Every time the stage lights dim and the soft, floating music restarts to signify the end of a love-saturated vignette, a silhouette in the shape of director Ryan Cooper, MCAS ’16, takes detailed notes and whispers quietly to a confidant sitting next to him.
Through a pair of dark-rimmed glasses, his eyes scour the stage, making sure that every prop is perfectly positioned where it should be. For reference, Cooper recalls just one of the play’s many set configurations that he has committed to memory, as the various characters, props, and set designs change almost entirely with each new scene. Of these, the show has nine.
The play is good—very good, actually—and he knows it. Just 10 minutes into the first act, the combination of the actors’ evocative performance and Cooper’s meticulous attention to stage direction has the audience swooning. He watches the actors intently: their every move and inflection studied, and the effect they have on the audience duly noted. The actors never seem to slip up, however, and scenes transition smoothly despite each scene boasting its own individual themes and plotlines.
Throughout the performance, the naive residents of fictional town Almost, Maine, fall in and out of love in the most peculiar—and awkward—ways. Funny when it needs to be and stone-cold serious on more than one occasion, Almost, Maine straddles a variety of contradictory genres, skipping from one to another and back again without missing a beat.
“It’s my favorite play,” Cooper said. Easily beating out others on the short list of scripts Cooper compiled at the advent of his directing stint, the heartwarming Almost, Maine emerged as a clear victor almost immediately. “It does have this underlying, sweet message,” he said. “It’s very much about how love has a place in the world. Even though things can go wrong, it still has this sense of hope.”
In one vignette, a giddy young woman throws caution to the cold, winter wind and confesses her love for a close friend. In another scene, arguably the most notable due to its humorous dialogue and inventive use of physical comedy, two best friends discover a compelling desire to be with one another after all of their relationships with girls go south. Wrestling with social constructs and gender stereotypes that initially keep their feelings under wraps, the friends unearth a love that they were previously too timid to explore.
One of the most interesting aspects of the performances is the play’s magical-realist genre. In the town of Almost, Maine, fanciful wonders exist as love becomes tangible, lost love physically hurts, and hearts break—literally. The centerpiece of the entire show (sheer, billowing sheets suspended from the studio rafters) gleam with iridescent beauty when colored lights illuminate them between scenes. The prop perfectly embodies the Northern lights, a staple that helps establish the play’s whimsical air and aides in extending the audience’s disbelief—a mindset that is so vital to the enjoyment and understanding of Almost, Maine. In reference to his production concept, Cooper said, “I wanted to play with this natural and ethereal thing. I wanted to make sure [the Northern lights] were represented in this kind of beautiful, magical way.
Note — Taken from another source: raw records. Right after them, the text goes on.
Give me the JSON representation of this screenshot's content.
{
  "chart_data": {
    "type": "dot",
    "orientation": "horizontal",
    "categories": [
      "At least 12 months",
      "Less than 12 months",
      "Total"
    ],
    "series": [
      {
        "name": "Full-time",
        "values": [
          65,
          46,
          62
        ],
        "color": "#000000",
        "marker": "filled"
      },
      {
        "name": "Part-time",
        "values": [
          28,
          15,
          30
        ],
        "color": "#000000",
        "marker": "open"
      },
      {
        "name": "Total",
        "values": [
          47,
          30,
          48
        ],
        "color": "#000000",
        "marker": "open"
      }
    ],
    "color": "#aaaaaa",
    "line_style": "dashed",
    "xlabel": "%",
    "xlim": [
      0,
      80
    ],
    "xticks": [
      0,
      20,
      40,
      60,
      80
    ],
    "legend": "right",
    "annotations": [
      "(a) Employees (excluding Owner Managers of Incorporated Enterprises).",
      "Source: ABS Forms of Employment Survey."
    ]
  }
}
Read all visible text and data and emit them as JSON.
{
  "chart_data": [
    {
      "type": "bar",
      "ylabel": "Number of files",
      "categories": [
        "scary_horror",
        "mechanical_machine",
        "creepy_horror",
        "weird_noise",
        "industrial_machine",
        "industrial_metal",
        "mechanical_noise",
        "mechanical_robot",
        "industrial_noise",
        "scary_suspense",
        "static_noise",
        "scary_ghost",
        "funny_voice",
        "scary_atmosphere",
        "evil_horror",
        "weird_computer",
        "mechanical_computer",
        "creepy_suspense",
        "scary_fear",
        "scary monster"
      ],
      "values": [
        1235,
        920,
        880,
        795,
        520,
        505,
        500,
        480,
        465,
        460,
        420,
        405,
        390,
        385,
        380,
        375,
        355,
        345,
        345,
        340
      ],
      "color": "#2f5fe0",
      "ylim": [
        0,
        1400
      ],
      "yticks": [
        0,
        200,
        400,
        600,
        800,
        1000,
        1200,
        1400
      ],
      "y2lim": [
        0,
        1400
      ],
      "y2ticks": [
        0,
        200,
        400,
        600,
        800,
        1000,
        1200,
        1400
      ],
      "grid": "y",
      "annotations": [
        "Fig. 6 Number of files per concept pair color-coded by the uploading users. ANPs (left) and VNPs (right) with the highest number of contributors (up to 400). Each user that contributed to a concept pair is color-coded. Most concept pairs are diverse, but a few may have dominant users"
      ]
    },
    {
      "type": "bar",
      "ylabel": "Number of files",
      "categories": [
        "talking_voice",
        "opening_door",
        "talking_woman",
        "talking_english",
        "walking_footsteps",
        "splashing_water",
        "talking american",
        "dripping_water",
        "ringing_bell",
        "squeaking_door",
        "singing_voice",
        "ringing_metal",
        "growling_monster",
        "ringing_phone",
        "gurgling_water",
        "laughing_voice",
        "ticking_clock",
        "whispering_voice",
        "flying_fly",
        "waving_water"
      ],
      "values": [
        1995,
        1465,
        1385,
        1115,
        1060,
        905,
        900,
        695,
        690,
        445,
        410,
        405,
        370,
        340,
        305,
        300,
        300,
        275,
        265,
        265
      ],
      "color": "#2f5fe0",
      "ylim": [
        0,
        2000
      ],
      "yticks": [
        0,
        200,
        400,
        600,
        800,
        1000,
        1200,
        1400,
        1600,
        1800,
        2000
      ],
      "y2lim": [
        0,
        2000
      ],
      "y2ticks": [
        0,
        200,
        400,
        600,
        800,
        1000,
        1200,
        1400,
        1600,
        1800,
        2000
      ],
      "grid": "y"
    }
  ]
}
In doing so, we’re able to kind of put in this wonderment and ethereal quality to the world of the play.”
The show is a marathon of wintery, will-they-won’t-they vignettes, and the impressive execution of the miniature scenes makes the overly sappy subject matter addictive instead of annoying.
A smaller and more versatile space than Robsham’s main stage, the Bonn Studio Theater allows Cooper some artistic leeway. Choosing to have the show in the round, or structuring the stage so that performers are surrounded by the audience on all sides, Cooper takes advantage of the intimacy of an emotional show like Almost, Maine. The decision to avoid directing the play in proscenium—with the audience watching the stage from just one side—was a deliberate and nontraditional break from the way Almost, Maine has historically been performed.
“Because the show is so much about love, so much about people and connection and relationships, I thought that having it in the round would provide a more intimate setting,” Cooper said. “It would actually make the show come more to life.”
For Cooper’s production of Almost, Maine, the Bonn Theatre isn’t the only thing that has to be versatile to meet the expectations of the director’s vision. The small cast of seven actors bustle in and out of scenes, changing costumes enough times to represent a total of 19 characters. The plotlines and relationships intersect at times, making for a guessing game of who’s who that lasts throughout the entire show.
“Oh, of course I have a favorite scene,” Cooper said, throwing his head back and smiling as if playing the entire vignette out inside his head. “It’s called ‘Getting it Back,’ and it’s really a very sweet scene.” He laughed. “By the end I’m in a puddle—I think it’s just the cutest thing.”
Charming and enchanting, raw and honest, Cooper’s interpretation of the play is just that: “the cutest thing.” A refreshing look at love in all its wacky and often unpredictable forms, the theatre department’s January 28-31 performances will have the audience falling in love with this interpretation of Almost, Maine.